Tip #6: Use AI to Analyze and Act on Search Data
Search analytics contains a wealth of insights that can help you understand what shoppers want – trends, needs, and in-the-moment whims are all tied to search. Search data can also help you spot gaps in your product offerings, for example, by analyzing no-result search queries. AI helps make this data more actionable by automatically identifying patterns and trends that might be missed by human analysis. It can then suggest or even implement optimizations to improve search relevance, product recommendations, and overall user experience in real-time.
This is a goldmine of information that can be used to inform inventory management strategies and craft more relevant messaging. You can also use the information to improve your website content (e.g., revise product descriptions, tweak titles, create more robust help pages, etc.)

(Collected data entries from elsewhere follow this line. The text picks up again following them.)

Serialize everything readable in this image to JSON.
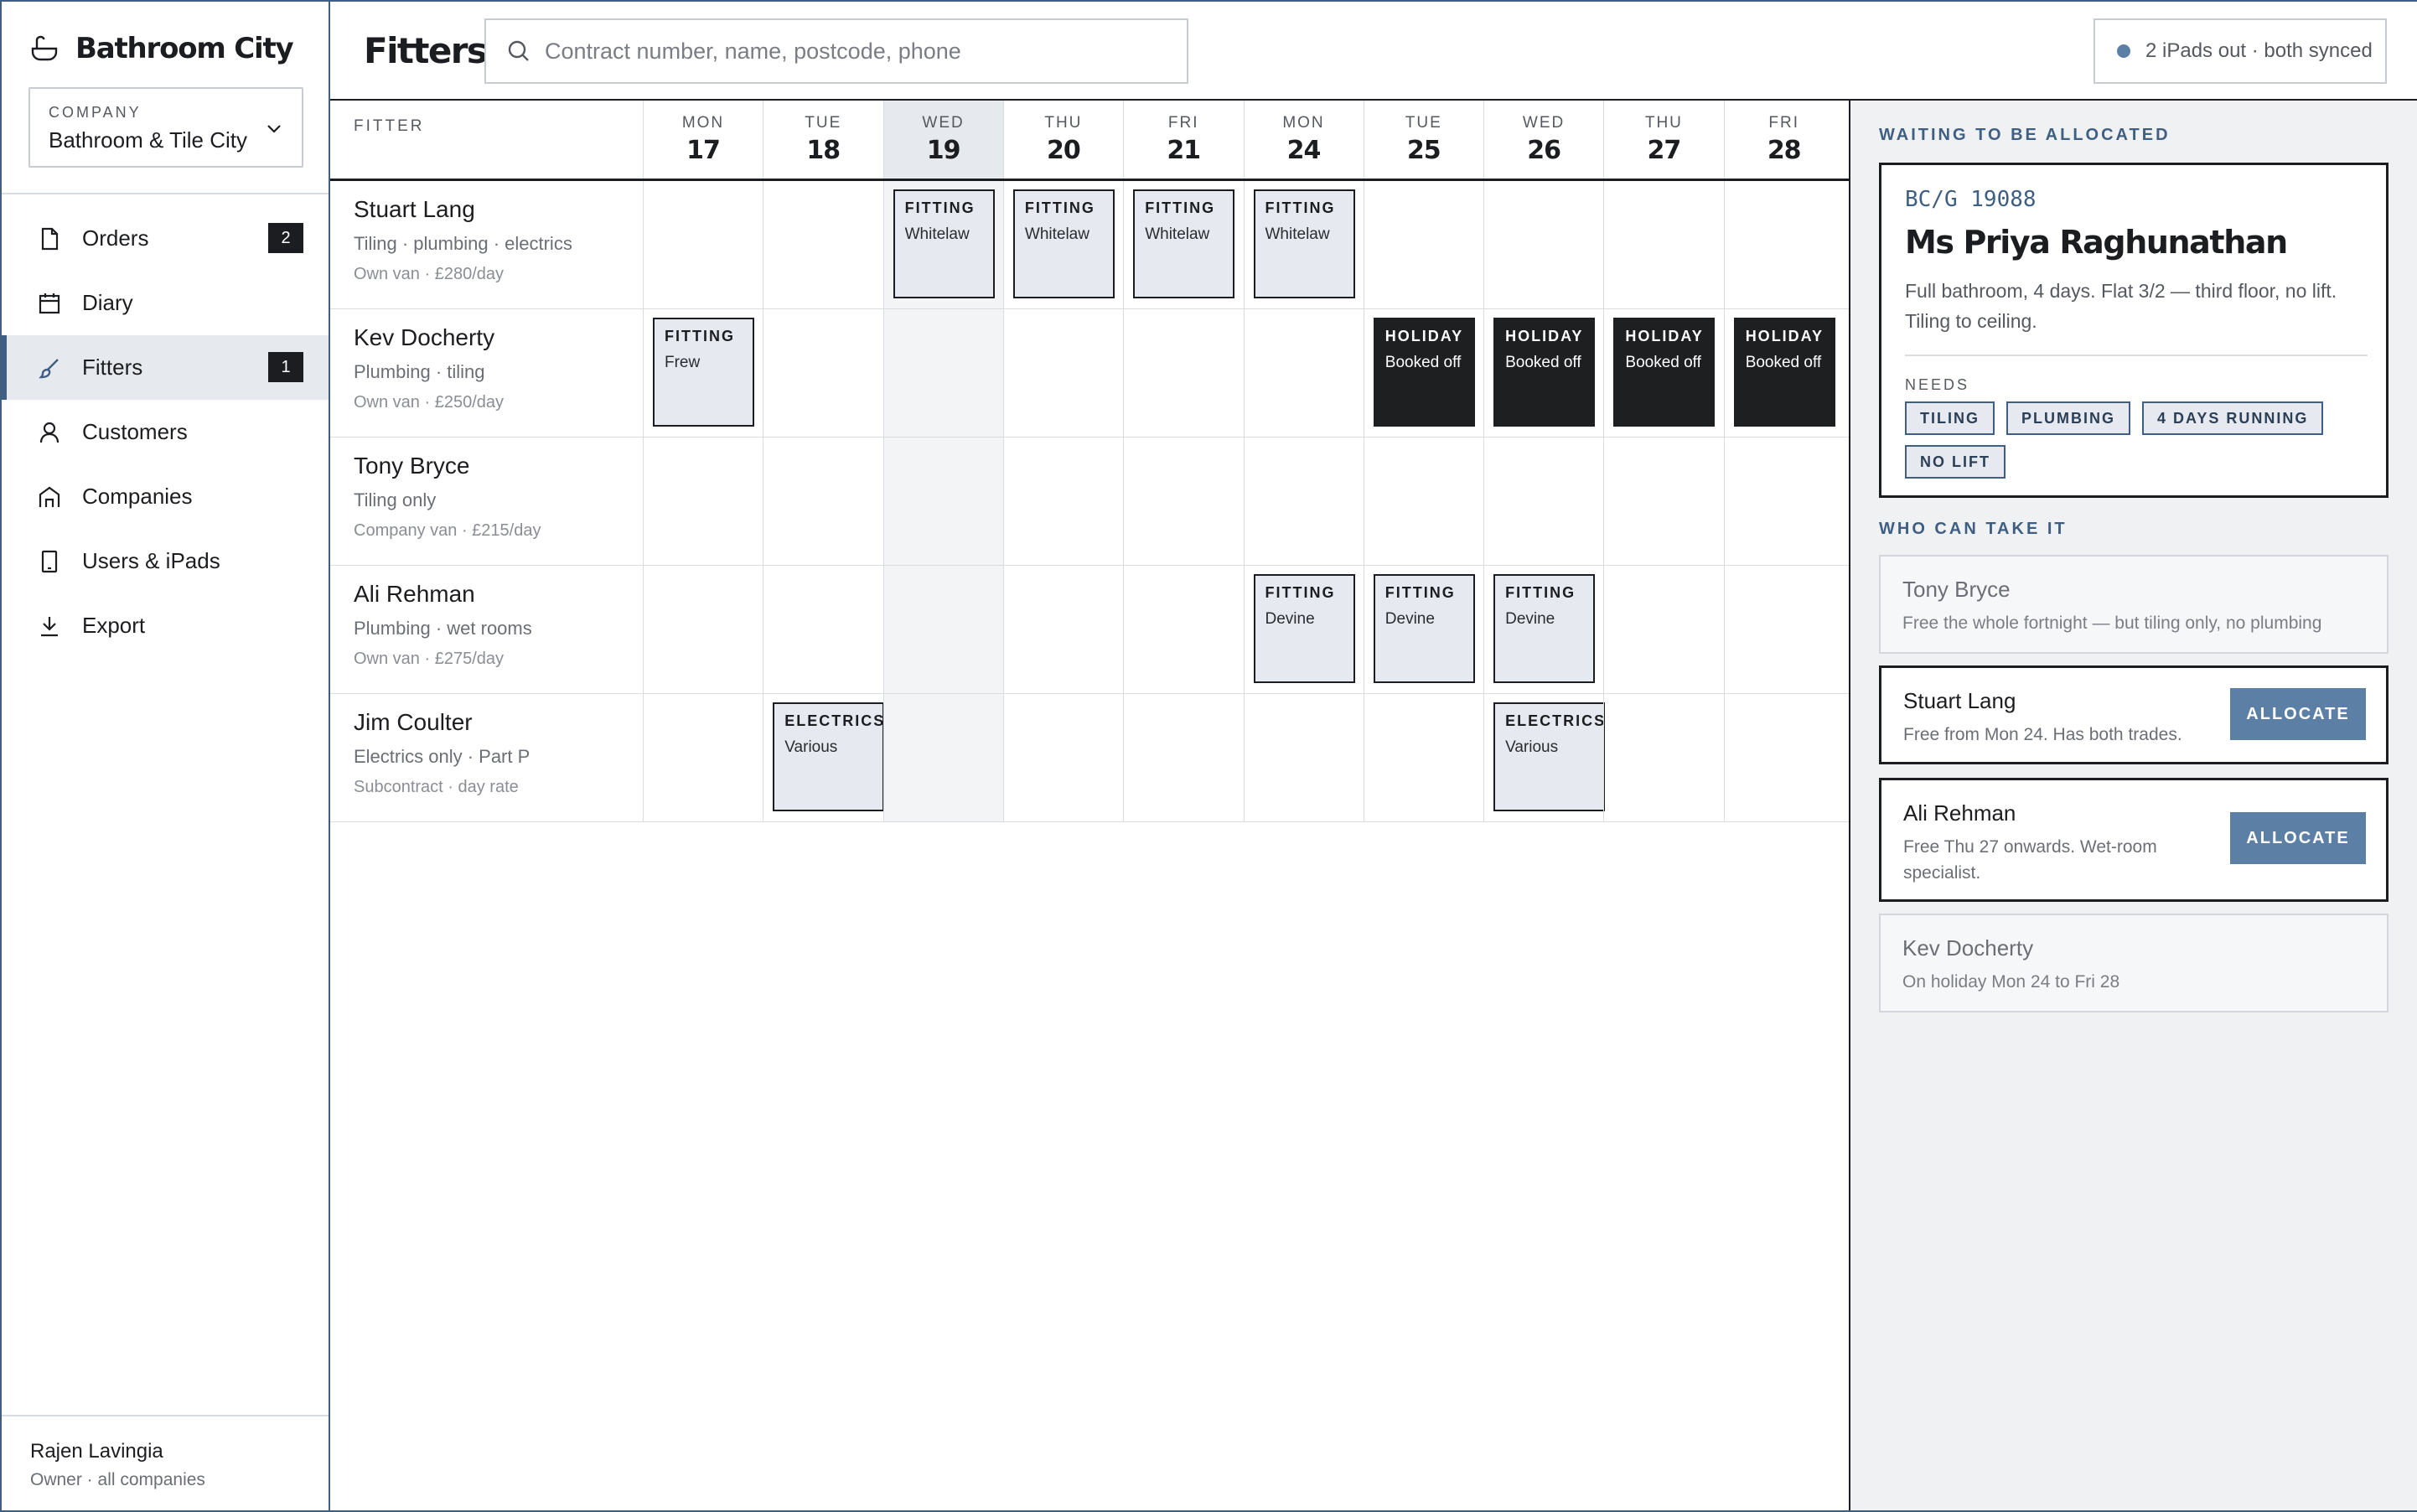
{
  "sidebar": {
    "brand": "Bathroom City",
    "company_label": "COMPANY",
    "company_value": "Bathroom & Tile City",
    "nav": [
      {
        "label": "Orders",
        "icon": "document-icon",
        "badge": "2"
      },
      {
        "label": "Diary",
        "icon": "calendar-icon",
        "badge": ""
      },
      {
        "label": "Fitters",
        "icon": "brush-icon",
        "badge": "1",
        "active": true
      },
      {
        "label": "Customers",
        "icon": "person-icon",
        "badge": ""
      },
      {
        "label": "Companies",
        "icon": "building-icon",
        "badge": ""
      },
      {
        "label": "Users & iPads",
        "icon": "tablet-icon",
        "badge": ""
      },
      {
        "label": "Export",
        "icon": "download-icon",
        "badge": ""
      }
    ],
    "user": {
      "name": "Rajen Lavingia",
      "role": "Owner · all companies"
    }
  },
  "header": {
    "title": "Fitters",
    "search_placeholder": "Contract number, name, postcode, phone",
    "sync_status": "2 iPads out · both synced"
  },
  "grid": {
    "fitter_column_label": "FITTER",
    "days": [
      {
        "dow": "MON",
        "num": "17"
      },
      {
        "dow": "TUE",
        "num": "18"
      },
      {
        "dow": "WED",
        "num": "19",
        "today": true
      },
      {
        "dow": "THU",
        "num": "20"
      },
      {
        "dow": "FRI",
        "num": "21"
      },
      {
        "dow": "MON",
        "num": "24"
      },
      {
        "dow": "TUE",
        "num": "25"
      },
      {
        "dow": "WED",
        "num": "26"
      },
      {
        "dow": "THU",
        "num": "27"
      },
      {
        "dow": "FRI",
        "num": "28"
      }
    ],
    "fitters": [
      {
        "name": "Stuart Lang",
        "trades": "Tiling · plumbing · electrics",
        "terms": "Own van · £280/day",
        "bookings": [
          {
            "day": 2,
            "type": "FITTING",
            "note": "Whitelaw"
          },
          {
            "day": 3,
            "type": "FITTING",
            "note": "Whitelaw"
          },
          {
            "day": 4,
            "type": "FITTING",
            "note": "Whitelaw"
          },
          {
            "day": 5,
            "type": "FITTING",
            "note": "Whitelaw"
          }
        ]
      },
      {
        "name": "Kev Docherty",
        "trades": "Plumbing · tiling",
        "terms": "Own van · £250/day",
        "bookings": [
          {
            "day": 0,
            "type": "FITTING",
            "note": "Frew"
          },
          {
            "day": 6,
            "type": "HOLIDAY",
            "note": "Booked off",
            "holiday": true
          },
          {
            "day": 7,
            "type": "HOLIDAY",
            "note": "Booked off",
            "holiday": true
          },
          {
            "day": 8,
            "type": "HOLIDAY",
            "note": "Booked off",
            "holiday": true
          },
          {
            "day": 9,
            "type": "HOLIDAY",
            "note": "Booked off",
            "holiday": true
          }
        ]
      },
      {
        "name": "Tony Bryce",
        "trades": "Tiling only",
        "terms": "Company van · £215/day",
        "bookings": []
      },
      {
        "name": "Ali Rehman",
        "trades": "Plumbing · wet rooms",
        "terms": "Own van · £275/day",
        "bookings": [
          {
            "day": 5,
            "type": "FITTING",
            "note": "Devine"
          },
          {
            "day": 6,
            "type": "FITTING",
            "note": "Devine"
          },
          {
            "day": 7,
            "type": "FITTING",
            "note": "Devine"
          }
        ]
      },
      {
        "name": "Jim Coulter",
        "trades": "Electrics only · Part P",
        "terms": "Subcontract · day rate",
        "bookings": [
          {
            "day": 1,
            "type": "ELECTRICS",
            "note": "Various",
            "wide": true
          },
          {
            "day": 7,
            "type": "ELECTRICS",
            "note": "Various",
            "wide": true
          }
        ]
      }
    ]
  },
  "panel": {
    "waiting_heading": "WAITING TO BE ALLOCATED",
    "order": {
      "ref": "BC/G 19088",
      "customer": "Ms Priya Raghunathan",
      "description": "Full bathroom, 4 days. Flat 3/2 — third floor, no lift. Tiling to ceiling.",
      "needs_label": "NEEDS",
      "needs": [
        "TILING",
        "PLUMBING",
        "4 DAYS RUNNING",
        "NO LIFT"
      ]
    },
    "candidates_heading": "WHO CAN TAKE IT",
    "candidates": [
      {
        "name": "Tony Bryce",
        "note": "Free the whole fortnight — but tiling only, no plumbing",
        "available": false
      },
      {
        "name": "Stuart Lang",
        "note": "Free from Mon 24. Has both trades.",
        "available": true,
        "action": "ALLOCATE"
      },
      {
        "name": "Ali Rehman",
        "note": "Free Thu 27 onwards. Wet-room specialist.",
        "available": true,
        "action": "ALLOCATE"
      },
      {
        "name": "Kev Docherty",
        "note": "On holiday Mon 24 to Fri 28",
        "available": false
      }
    ]
  }
}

Tip #7: Add Facets to Find Products Quickly
Search facets act as filters that narrow search results down based on different criteria that a shopper selects. For example, facets for a clothing retailer might include various product attributes like size, color, price range, brand, and gender.
An electronics retailer might include facets like OS, screen size, battery type, and memory. Facets can be combined to further refine results, helping customers narrow down their options quickly and find exactly what they’re looking for with less frustration.
How can an AI Site Search Solution Improve ROI for My Commerce Company?
AI-driven site search uses advanced technologies like NLP, ML, and personalized results to make shopping online much more intuitive and engaging. It improves the digital shopping experience by making it less overwhelming, more intuitive and relevant, thus easier for customers to navigate. AI search is a great starting point for a retail website or app because it serves as a guide, matching customers to the right products more quickly so they’re more likely to complete a sale.
Monetate offers AI-powered product discovery with personalized search that lets you optimize results dynamically based on current trends, inventory levels, and customer intent, with market-leading machine learning that makes search better over time.
All of this works together with Monetate’s other personalization features like product recommendations, social proof, dynamic bundling, and automated testing and experimentation in beautiful AI-driven harmony that boosts ROI from your search tool by increasing customer satisfaction and driving sales.